Among the pictures which were hung in the Parador at Almagro when it opened were at least three seventeenth century portraits and one nineteenth century portrait which had been forcibly requisitioned by the Francoist army either during the Spanish Civil War (1936–1939), or shortly after, from the homes of two separate Republican families. The rightful owners had been searching for the pictures for over eighty years, despite their public display at Almagro for at least forty years.
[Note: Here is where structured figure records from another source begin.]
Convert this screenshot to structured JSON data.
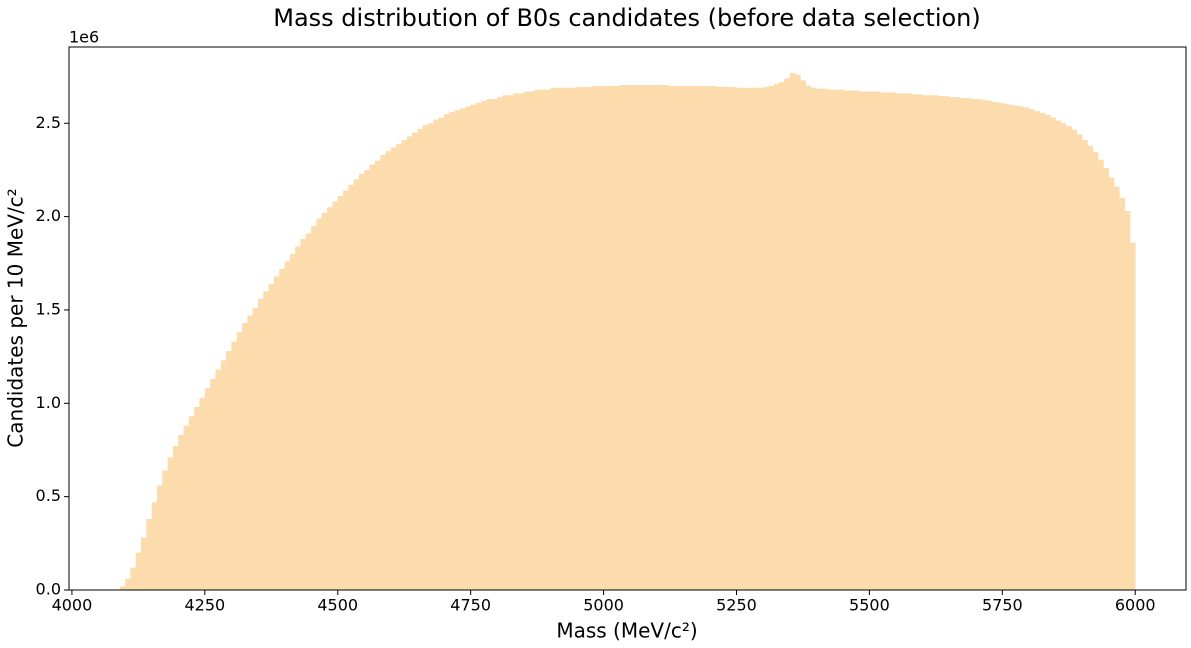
{
  "chart_data": {
    "type": "histogram",
    "title": "Mass distribution of B0s candidates (before data selection)",
    "x_label": "Mass (MeV/c²)",
    "y_label": "Candidates per 10 MeV/c²",
    "y_offset_label": "1e6",
    "color": "#fcdcad",
    "grid": false,
    "bins": [
      4090,
      4100,
      4110,
      4120,
      4130,
      4140,
      4150,
      4160,
      4170,
      4180,
      4190,
      4200,
      4210,
      4220,
      4230,
      4240,
      4250,
      4260,
      4270,
      4280,
      4290,
      4300,
      4310,
      4320,
      4330,
      4340,
      4350,
      4360,
      4370,
      4380,
      4390,
      4400,
      4410,
      4420,
      4430,
      4440,
      4450,
      4460,
      4470,
      4480,
      4490,
      4500,
      4510,
      4520,
      4530,
      4540,
      4550,
      4560,
      4570,
      4580,
      4590,
      4600,
      4610,
      4620,
      4630,
      4640,
      4650,
      4660,
      4670,
      4680,
      4690,
      4700,
      4710,
      4720,
      4730,
      4740,
      4750,
      4760,
      4770,
      4780,
      4790,
      4800,
      4810,
      4820,
      4830,
      4840,
      4850,
      4860,
      4870,
      4880,
      4890,
      4900,
      4910,
      4920,
      4930,
      4940,
      4950,
      4960,
      4970,
      4980,
      4990,
      5000,
      5010,
      5020,
      5030,
      5040,
      5050,
      5060,
      5070,
      5080,
      5090,
      5100,
      5110,
      5120,
      5130,
      5140,
      5150,
      5160,
      5170,
      5180,
      5190,
      5200,
      5210,
      5220,
      5230,
      5240,
      5250,
      5260,
      5270,
      5280,
      5290,
      5300,
      5310,
      5320,
      5330,
      5340,
      5350,
      5360,
      5370,
      5380,
      5390,
      5400,
      5410,
      5420,
      5430,
      5440,
      5450,
      5460,
      5470,
      5480,
      5490,
      5500,
      5510,
      5520,
      5530,
      5540,
      5550,
      5560,
      5570,
      5580,
      5590,
      5600,
      5610,
      5620,
      5630,
      5640,
      5650,
      5660,
      5670,
      5680,
      5690,
      5700,
      5710,
      5720,
      5730,
      5740,
      5750,
      5760,
      5770,
      5780,
      5790,
      5800,
      5810,
      5820,
      5830,
      5840,
      5850,
      5860,
      5870,
      5880,
      5890,
      5900,
      5910,
      5920,
      5930,
      5940,
      5950,
      5960,
      5970,
      5980,
      5990,
      6000
    ],
    "values": [
      20000,
      60000,
      120000,
      200000,
      280000,
      380000,
      470000,
      560000,
      640000,
      710000,
      770000,
      830000,
      880000,
      930000,
      980000,
      1030000,
      1080000,
      1130000,
      1180000,
      1230000,
      1280000,
      1330000,
      1380000,
      1430000,
      1470000,
      1510000,
      1560000,
      1600000,
      1640000,
      1680000,
      1720000,
      1760000,
      1800000,
      1840000,
      1880000,
      1910000,
      1950000,
      1990000,
      2020000,
      2050000,
      2080000,
      2110000,
      2140000,
      2170000,
      2200000,
      2230000,
      2250000,
      2280000,
      2300000,
      2330000,
      2350000,
      2370000,
      2390000,
      2410000,
      2430000,
      2450000,
      2470000,
      2490000,
      2500000,
      2520000,
      2530000,
      2550000,
      2560000,
      2570000,
      2580000,
      2590000,
      2600000,
      2610000,
      2620000,
      2630000,
      2630000,
      2640000,
      2650000,
      2650000,
      2660000,
      2660000,
      2670000,
      2670000,
      2680000,
      2680000,
      2680000,
      2690000,
      2690000,
      2690000,
      2690000,
      2690000,
      2695000,
      2695000,
      2695000,
      2700000,
      2700000,
      2700000,
      2700000,
      2700000,
      2705000,
      2705000,
      2705000,
      2705000,
      2705000,
      2705000,
      2705000,
      2705000,
      2705000,
      2700000,
      2700000,
      2700000,
      2700000,
      2700000,
      2700000,
      2700000,
      2700000,
      2700000,
      2695000,
      2695000,
      2695000,
      2695000,
      2690000,
      2690000,
      2690000,
      2690000,
      2690000,
      2695000,
      2700000,
      2710000,
      2720000,
      2740000,
      2770000,
      2760000,
      2730000,
      2700000,
      2690000,
      2685000,
      2685000,
      2680000,
      2680000,
      2680000,
      2675000,
      2675000,
      2675000,
      2670000,
      2670000,
      2670000,
      2670000,
      2665000,
      2665000,
      2665000,
      2660000,
      2660000,
      2660000,
      2655000,
      2655000,
      2650000,
      2650000,
      2650000,
      2645000,
      2645000,
      2640000,
      2640000,
      2635000,
      2635000,
      2630000,
      2630000,
      2625000,
      2620000,
      2615000,
      2610000,
      2605000,
      2600000,
      2595000,
      2590000,
      2585000,
      2575000,
      2565000,
      2555000,
      2545000,
      2530000,
      2515000,
      2500000,
      2485000,
      2465000,
      2440000,
      2410000,
      2380000,
      2345000,
      2305000,
      2260000,
      2210000,
      2160000,
      2100000,
      2030000,
      1860000
    ],
    "xlim": [
      3994.5,
      6095.5
    ],
    "xticks": [
      4000,
      4250,
      4500,
      4750,
      5000,
      5250,
      5500,
      5750,
      6000
    ],
    "ylim": [
      0,
      2908500
    ],
    "yticks": [
      {
        "value": 0,
        "label": "0.0"
      },
      {
        "value": 500000,
        "label": "0.5"
      },
      {
        "value": 1000000,
        "label": "1.0"
      },
      {
        "value": 1500000,
        "label": "1.5"
      },
      {
        "value": 2000000,
        "label": "2.0"
      },
      {
        "value": 2500000,
        "label": "2.5"
      }
    ]
  }
}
The true ownership of the pictures came to light when Paradores de Turismo and Fundación Mapfre published a catalogue of an exhibition of items from the Paradores' artistic collection, which included the four portraits from Almagro. A member of one of the families and separately an art history teacher who was aware of the missing pictures belonging to the other family, browsing the catalogue, recognised the portraits which had been looted and which the families had subsequently not been able to locate.
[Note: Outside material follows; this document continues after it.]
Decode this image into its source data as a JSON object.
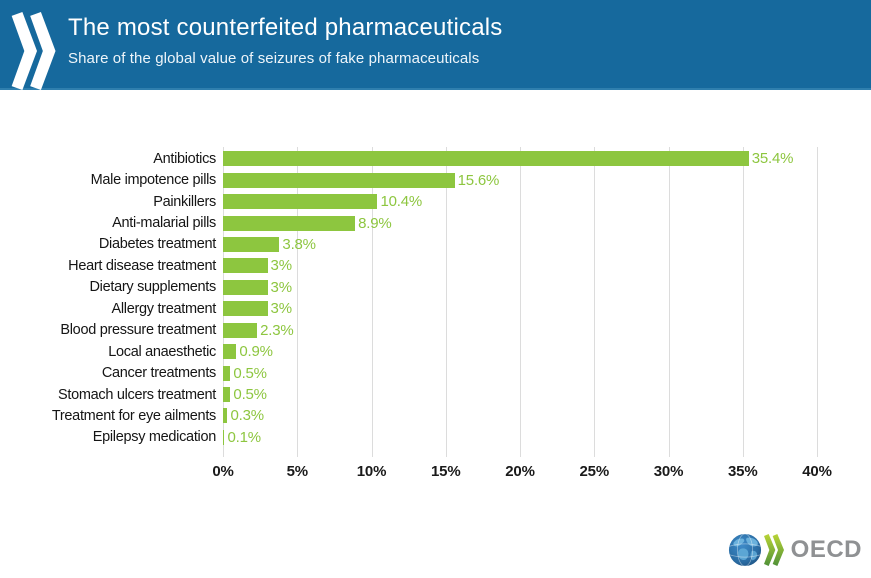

In September 2022 in Bilbao the heirs of shipowner and prominent Basque nationalist Ramón de la Sota, whose assets were seized by the fascists in 1936, received back into their possession Retrato de un Caballero, 1623, by Cornelis van der Voort (1576–1624) and La Reina María Cristina de Borbón, c1833, by Luis de la Cruz y Ríos and workshop (1776–1853), both of which had been hanging on the walls of the Parador at Almagro until one of Sota's heirs located them in 2018. The restitution was carried out by order of the Secretary of State for Tourism, Reyes Maroto, whose ministry had claimed ownership for decades.

In November 2022 two further portraits at Almagro were identified as having been plundered by a Francoist command after the Civil War. In the early years of the Franco dictatorship Claudio Sánchez-Albornoz (1893–1984), a historian, politician and Prime Minister and President of the Spanish Republican government in exile from 1959 to 1970, was forcibly deprived by the dictatorship authorities of Retrato de un Caballero and Retrato de una Dama by Felipe Diricksen (1590–1679). The former portrait is well known to Parador guests as it was displayed for over forty years in the ground floor corridor leading from the hotel's reception to the refectory banqueting hall and the bar-cafeteria. After being notified of the portraits' location by an art history teacher, Sánchez-Albornoz's son, Nicolás Sánchez-Albornoz (born 1926), sought their restitution.

Publicity of the discovery at the Parador de Almagro of the missing pictures led to calls for Paradores de Turismo to research the true ownership of all the pre-Civil War items in their approximately 10,000-piece artistic collection which is spread over their 98 establishments.